La reforma electoral reciente ha ganado consenso muy pronto: es la peor reforma de la historia moderna de México. Toda reforma institucional es, naturalmente, polémica. La larga cadena de cambios legales ha atraído, en distintas proporciones, aplausos y condenas. La anterior, por ejemplo, fue criticada por burocrática y paternalista, pero al mismo tiempo fue elogiada como un adelanto en la equidad. La reforma electoral de hoy solo encuentra defensa en los torpes argumentos de sus redactores.
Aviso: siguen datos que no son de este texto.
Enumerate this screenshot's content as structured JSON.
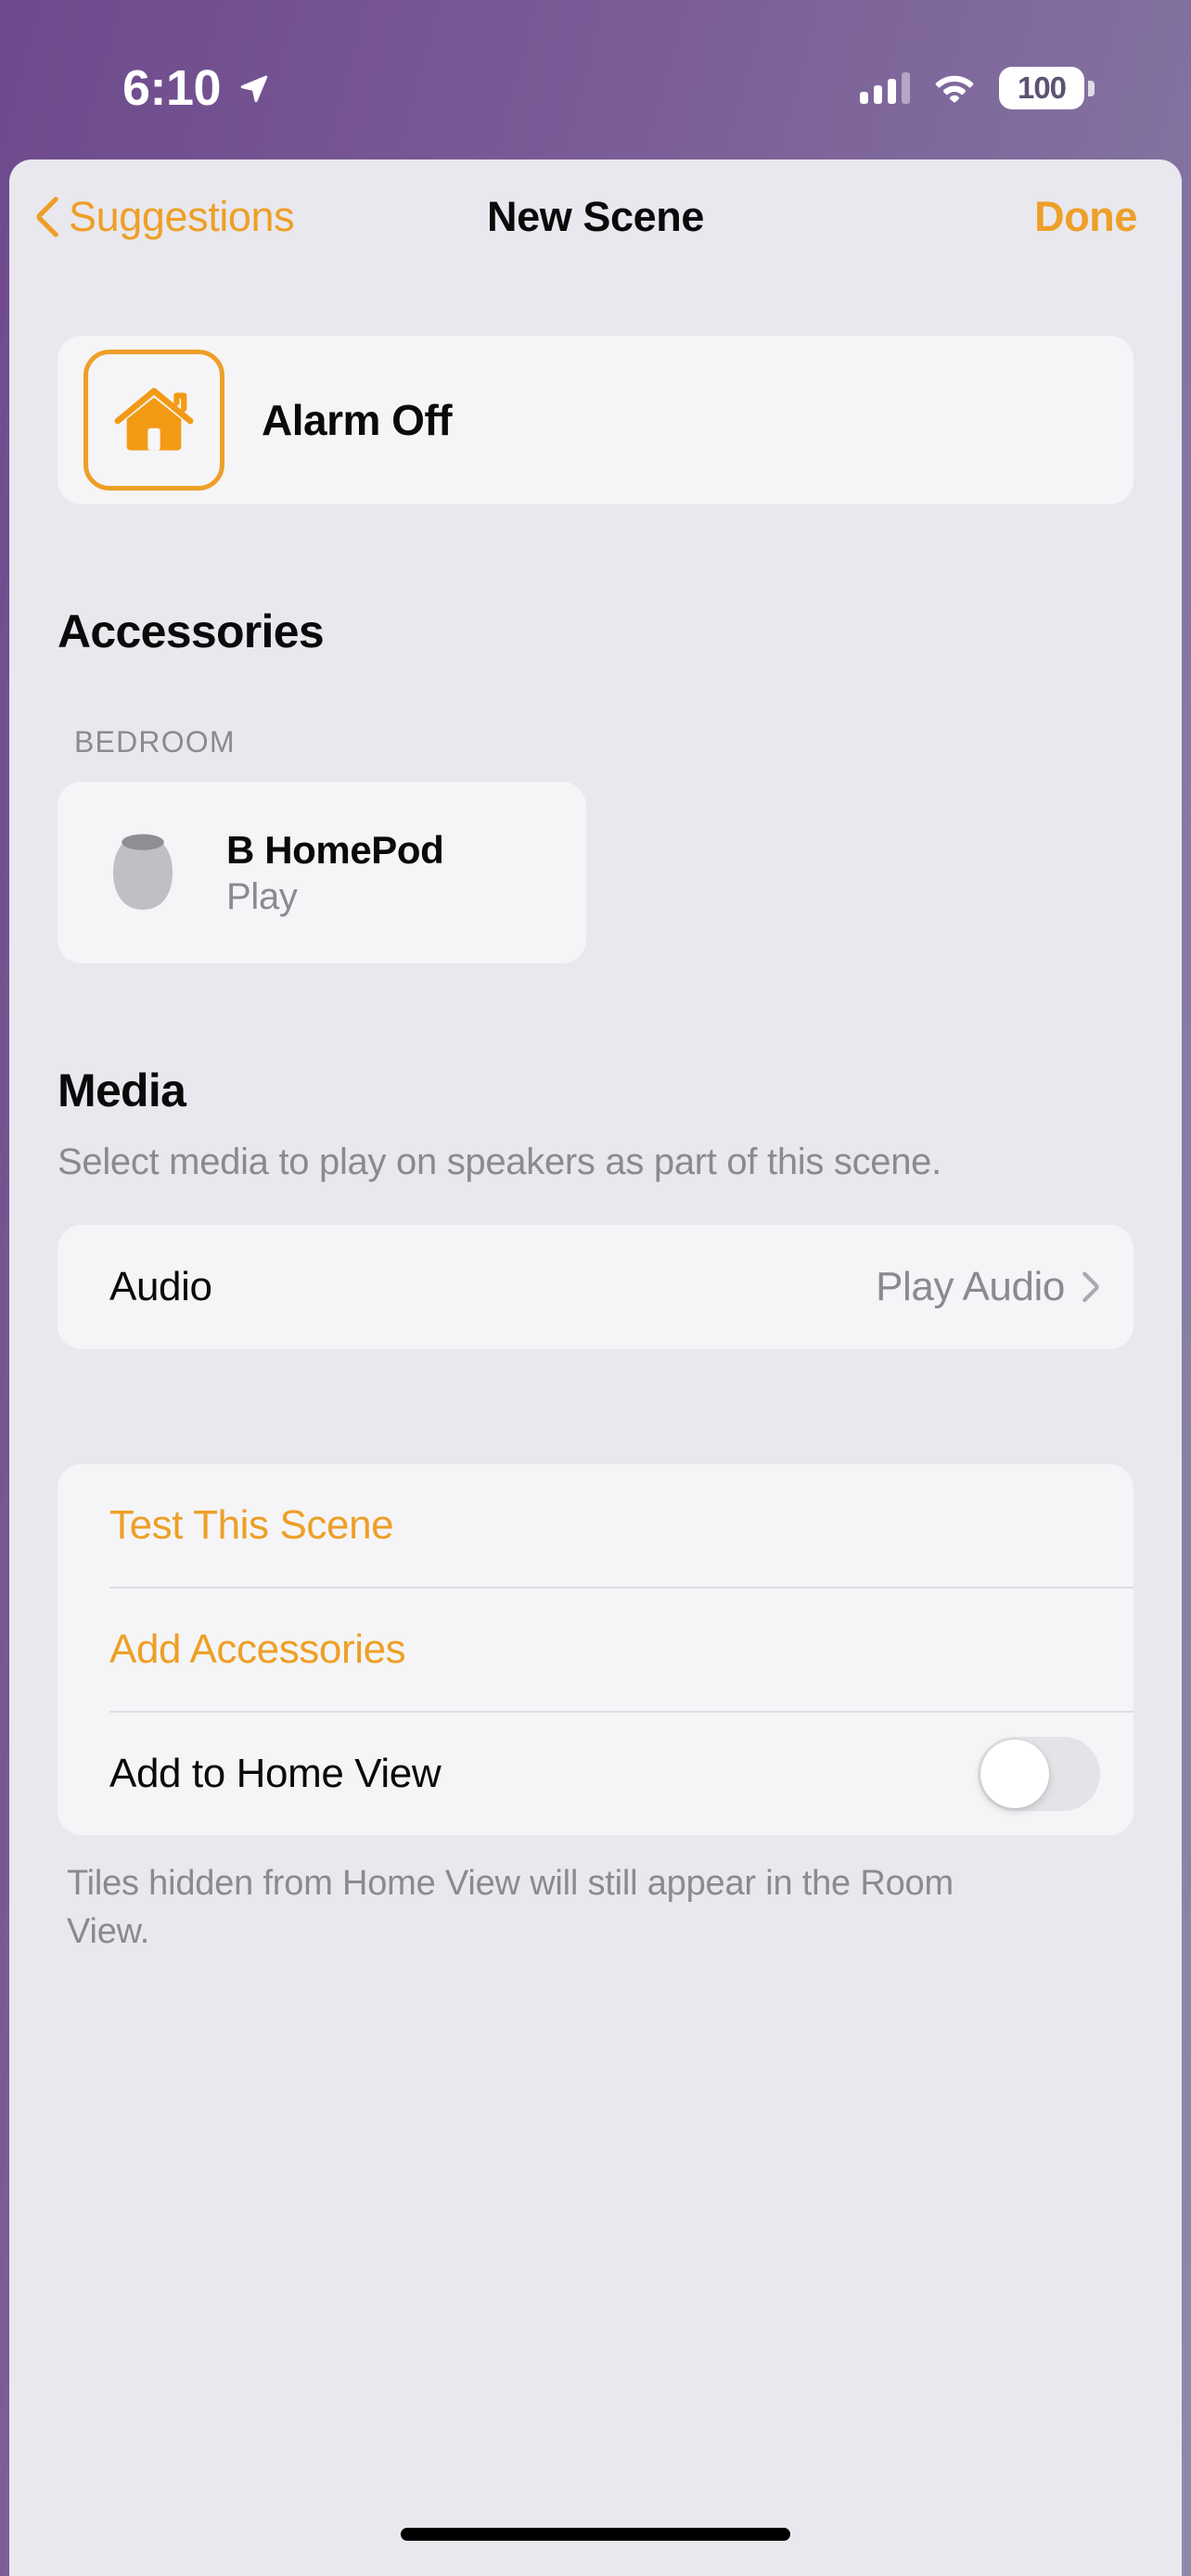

No he encontrado a nadie, ni siquiera en el círculo de aplaudidores habituales, que alabe el cambio en materia electoral.
“¿Sabemos qué reformar y cómo lo vamos a hacer?”, preguntaba Giovanni Sartori en su trabajo sobre ingeniería constitucional. Ésa es la pregunta central en materia de cambio institucional. Un conocimiento de la máquina y su funcionamiento, identificación precisa del problema e ideas para resolverlo. Los reformistas que decidieron aniquilar al IFE no sabían qué querían reformar pero sabían que querían reformar. Les urgía reformar algo. y que pareciera grandote. El contenido, como se ve por el resultado de esta reforma grotesca, era lo de menos. Lo importante para los panistas era presumir que le habían arrancado una reforma política al PRI; lo necesario para los priistas era pagar el costo de una reforma energética-cualquiera que éste fuera. Esa es la lógica inocultable de esta reforma.
Los reformistas han eliminado al Instituto Federal Electoral, una institución que durante dos décadas organizó con éxito las complejísimas votaciones mexicanas. Absorberá sus funciones un órgano al que llaman Instituto Nacional Electoral, una especie de IFE decapitado, borroso, sin linderos precisos. Un mal chiste, dice José Woldenberg, que algo sabe de estas cosas. Se crea un órgano nacional y se preservan-más como sombra que como institución dignamente configurada-los órganos locales. Uno tiene el permiso de hacerlo todo si le da la gana; los otros vivirán amenazados todo el tiempo con la intervención del Centro. Se estableció la reelección legislativa y de presidentes municipales pero se hizo de tal manera que resulta la negación perfecta de su propósito inicial. Una medida que tenía como intención fincar la responsabilidad democrática de legisladores y alcaldes se convierte en otro grillete de los partidos para sujetar a sus cuadros. Una medida que podría flexibilizar la política parlamentaria, provocará lo contrario. Genial: gracias a tendremos los costos de la reelección con todos los vicios de la rigidez partidocrática. Perpetuación de una clase política que seguirá estando resguardada de la ciudadanía. La imaginación de los legisladores para corromper iniciativas valiosas, para adulterar propuestas meritorias es inagotable.
No hay que temer la inserción de cierta indisciplina en los partidos políticos, decía Alonso Lujambio al defender la reelección de los legisladores. Sabía que las cúpulas partidistas perderían cuerdas de control pero entendía que esa flexibilidad era un ingrediente de la vida democrática, e incluso, un estímulo a la sensibilidad de los partidos. Temiendo esa flexibilidad parlamentaria, los reformistas de hoy terminaron anulando el ingrediente de responsabilidad que implicaría la reelección. Lujambio, que sí leyó a Gomez Morin, recordaba que era “peor el bien mal realizado que el mal mismo, porque el bien mal realizado destruye la posibilidad del bien y mata la esperanza, mientras que el mal por lo menos renueva la rebeldía y la acción.” Ése es el desenlace de esta reforma lamentable: destruye una institución que funcionaba bien, funda mal una institución que podría funcionar bien.
No es común encontrar un rechazo tan contundente como el que ha recibido la reciente reforma electoral. Por eso vale tratar de entender las razones de esta coincidencia. La politiquería se ha convertido en motor constituyente. No es ya la arbitrariedad de un Legislador Único, sino el capricho de la negociación sin brújula. Tratar la reforma de una ley como cuota de un chantaje. En el camino queda la erosión institucional, el maltrato a los funcionarios del Estado, el retroceso. Y donde no había problemas, ya los hay. Así, la politiquería legisla con adjetivos, proclama trivialidades, esparce ambigüedad, nulifica principios democráticamente virtuosos. Ya tenemos reforma política, celebran. Ahora vamos por la energética. Mover a México.